Almost a T’wolve, Richardson reflects on deal that fell apart
MIAMI — There was a point in October when Josh Richardson was waiting for the other snowshoe to drop, anticipating what stood as the cold reality of a potential trade to the Minnesota Timberwolves.
That would have had him in opposing colors for the Timberwolves’ Sunday visit to AmericanAirlines Arena, the final game of a three-game Miami Heat homestand.
“It was an interesting time,” Richardson said.
The negotiations with Minnesota regarding disgruntled guard Jimmy Butler were like few others during the Heat’s 31 seasons, and especially during Pat Riley’s two-plus-decades stewardship of the franchise. The talks became so public that Riley took the unprecedented step of gathering his players to tell them where the negotiations stood and that he was pulling out of further talks.
Butler eventually was dealt to the Philadelphia 76ers for a package that included Dario Saric, Robert Covington and Jerryd Bayless. Along the way, Riley refuted a report that the negotiations had grown so contentious that he cursed out Timberwolves coach and personnel point man Tom Thibodeau.
All the while Richardson’s name was anywhere and everywhere when it came to the speculation, his value increasing along the way through strong preseason play and an early-season emergence.
“When your name is out there like that, I was just ready for whatever happened, really,” Richardson said as the Heat turned
their attention to moving above .500 with a victory over the Timberwolves. “I wanted to stay here. But if a move happened, then I was prepared.”
How prepared? Prepared enough to realize that after being raised in Oklahoma, playing collegiately at Tennessee, and then settling in for his first three seasons in South Florida that a wardrobe makeover might be necessary.
“Edmond gets really cold,” he said of where he was raised in Oklahoma, “but not Minnesota cold. Tennessee got cold, but not Minnesota cold.
“Yeah, I thought about all of that, what I was going to wear.”
For all the strides he had made since being selected at No. 40 in the 2015 NBA draft, Richardson mostly had remained an underthe-radar NBA presence, quiet, reserved, complementary with his play.
And then came the Timberwolves’ desperation to distance themselves from a player who a year earlier had arrived from the Chicago Bulls at the considerable price of Zach LaVine, Kris Dunn and a draft pick that turned into Lauri Markkanen.
With Butler holding the right to become a free agent in July, the Timberwolves hands were somewhat tied, teams not on Butler’s wish list likely to be left with only a rental.
The Heat were among the few teams on that Butler wish list.
And by all accounts, Richardson was high on the Timberwolves’ wish list.
“It was a learning experience,” Richardson said of become a staple of HoopsHype and other NBA speculation mills. “I learned how to handle that and I think I grew from that.”

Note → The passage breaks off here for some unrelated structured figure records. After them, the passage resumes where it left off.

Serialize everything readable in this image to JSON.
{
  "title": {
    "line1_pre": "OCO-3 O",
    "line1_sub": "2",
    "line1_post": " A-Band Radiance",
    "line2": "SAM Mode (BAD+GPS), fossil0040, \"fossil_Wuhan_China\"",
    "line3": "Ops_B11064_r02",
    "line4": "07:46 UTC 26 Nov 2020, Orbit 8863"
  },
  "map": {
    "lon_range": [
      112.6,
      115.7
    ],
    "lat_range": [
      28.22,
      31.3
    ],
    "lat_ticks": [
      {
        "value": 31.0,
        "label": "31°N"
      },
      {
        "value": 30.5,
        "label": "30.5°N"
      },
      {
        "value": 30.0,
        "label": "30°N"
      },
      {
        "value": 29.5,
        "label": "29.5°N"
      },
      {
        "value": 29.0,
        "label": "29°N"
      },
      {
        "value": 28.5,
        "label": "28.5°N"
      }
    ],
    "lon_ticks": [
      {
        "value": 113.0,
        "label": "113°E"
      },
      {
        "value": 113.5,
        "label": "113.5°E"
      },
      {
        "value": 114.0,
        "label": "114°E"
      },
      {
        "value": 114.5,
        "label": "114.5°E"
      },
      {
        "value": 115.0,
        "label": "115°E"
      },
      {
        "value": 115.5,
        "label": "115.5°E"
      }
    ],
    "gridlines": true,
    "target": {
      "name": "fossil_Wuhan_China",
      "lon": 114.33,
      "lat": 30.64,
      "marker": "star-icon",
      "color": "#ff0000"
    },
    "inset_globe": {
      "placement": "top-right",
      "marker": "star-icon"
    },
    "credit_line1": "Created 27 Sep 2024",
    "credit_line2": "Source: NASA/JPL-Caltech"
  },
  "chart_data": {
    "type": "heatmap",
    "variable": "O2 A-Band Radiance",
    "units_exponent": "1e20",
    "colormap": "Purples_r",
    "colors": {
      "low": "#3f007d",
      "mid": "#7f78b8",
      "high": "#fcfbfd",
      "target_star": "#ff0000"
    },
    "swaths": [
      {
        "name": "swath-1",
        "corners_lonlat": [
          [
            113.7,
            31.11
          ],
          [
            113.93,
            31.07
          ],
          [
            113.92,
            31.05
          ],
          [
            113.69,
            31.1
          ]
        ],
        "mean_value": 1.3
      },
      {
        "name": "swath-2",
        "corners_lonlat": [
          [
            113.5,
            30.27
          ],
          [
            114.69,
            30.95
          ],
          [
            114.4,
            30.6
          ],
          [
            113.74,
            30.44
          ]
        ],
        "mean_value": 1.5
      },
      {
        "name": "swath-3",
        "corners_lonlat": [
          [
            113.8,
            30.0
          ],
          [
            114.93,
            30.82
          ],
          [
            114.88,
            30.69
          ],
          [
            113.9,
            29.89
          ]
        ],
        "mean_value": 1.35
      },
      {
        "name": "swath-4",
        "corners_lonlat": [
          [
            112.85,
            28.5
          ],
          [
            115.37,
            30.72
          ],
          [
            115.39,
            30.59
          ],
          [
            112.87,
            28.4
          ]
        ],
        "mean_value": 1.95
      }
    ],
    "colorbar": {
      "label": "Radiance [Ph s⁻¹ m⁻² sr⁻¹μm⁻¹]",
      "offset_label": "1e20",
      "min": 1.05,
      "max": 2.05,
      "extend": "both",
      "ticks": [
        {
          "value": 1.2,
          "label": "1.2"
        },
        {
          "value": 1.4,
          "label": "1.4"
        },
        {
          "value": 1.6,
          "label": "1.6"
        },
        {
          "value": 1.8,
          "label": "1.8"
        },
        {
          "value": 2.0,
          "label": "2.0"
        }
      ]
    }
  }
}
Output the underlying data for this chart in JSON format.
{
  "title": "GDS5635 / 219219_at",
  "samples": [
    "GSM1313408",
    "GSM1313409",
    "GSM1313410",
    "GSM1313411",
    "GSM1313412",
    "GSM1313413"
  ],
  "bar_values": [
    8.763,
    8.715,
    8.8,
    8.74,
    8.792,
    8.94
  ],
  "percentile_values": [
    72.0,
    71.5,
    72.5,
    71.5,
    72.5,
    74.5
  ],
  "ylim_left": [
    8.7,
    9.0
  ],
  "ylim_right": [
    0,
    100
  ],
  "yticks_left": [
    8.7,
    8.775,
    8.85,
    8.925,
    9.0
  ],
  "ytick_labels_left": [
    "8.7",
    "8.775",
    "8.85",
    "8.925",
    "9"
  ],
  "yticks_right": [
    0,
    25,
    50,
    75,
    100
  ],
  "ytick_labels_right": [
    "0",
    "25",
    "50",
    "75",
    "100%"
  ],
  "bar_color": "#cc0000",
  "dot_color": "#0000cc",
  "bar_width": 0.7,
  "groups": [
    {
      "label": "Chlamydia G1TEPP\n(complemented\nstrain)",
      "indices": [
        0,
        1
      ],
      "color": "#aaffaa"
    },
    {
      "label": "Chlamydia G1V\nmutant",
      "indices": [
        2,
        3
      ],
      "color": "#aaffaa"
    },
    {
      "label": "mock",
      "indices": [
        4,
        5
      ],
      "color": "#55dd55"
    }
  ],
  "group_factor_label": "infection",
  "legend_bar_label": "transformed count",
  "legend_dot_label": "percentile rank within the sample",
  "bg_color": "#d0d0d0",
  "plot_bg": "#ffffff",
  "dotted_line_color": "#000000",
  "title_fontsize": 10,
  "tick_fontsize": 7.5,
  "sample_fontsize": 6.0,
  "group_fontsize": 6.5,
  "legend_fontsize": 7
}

And, yes, Richardson said, it was gratifying, being more in demand than at perhaps any other time during his basketball career.
“Any time another team wants you is flattering,” he said, “but I wanted to be here.”
The thought was that with Butler the Heat would have the type of leading man to guide them into their next incarnation. Instead, those keys were handed to Richardson, who thrived at the start of the season, then faded when additional playmaking was put on his plate, but recently has again come around as a reliable scorer.
“I was just hooping, just like I did every night,” he said.
And yet, truth be told, there was a point, before the Butler trade with the 76ers was completed, when Richardson allowed his mind to wander, to consider the possibilities of playing alongside Karl-Anthony Towns, Andrew Wiggins and for Thibodeau, instead of in the opposite colors he will find himself Sunday.
“Yeah, yeah, yeah, I definitely did at some point,” Richardson admitted. “Like, ‘Where would I fit?’ and, ‘How would I play around those guys?’ But in any situation you have to be prepared for things like that. I was preparing myself, really.”
Cavaliers guard Collin Sexton tries to drive past Heat guard Josh Richardson during the first half Friday in Miami. Richardson and the Heat host the Timberwolves on Sunday.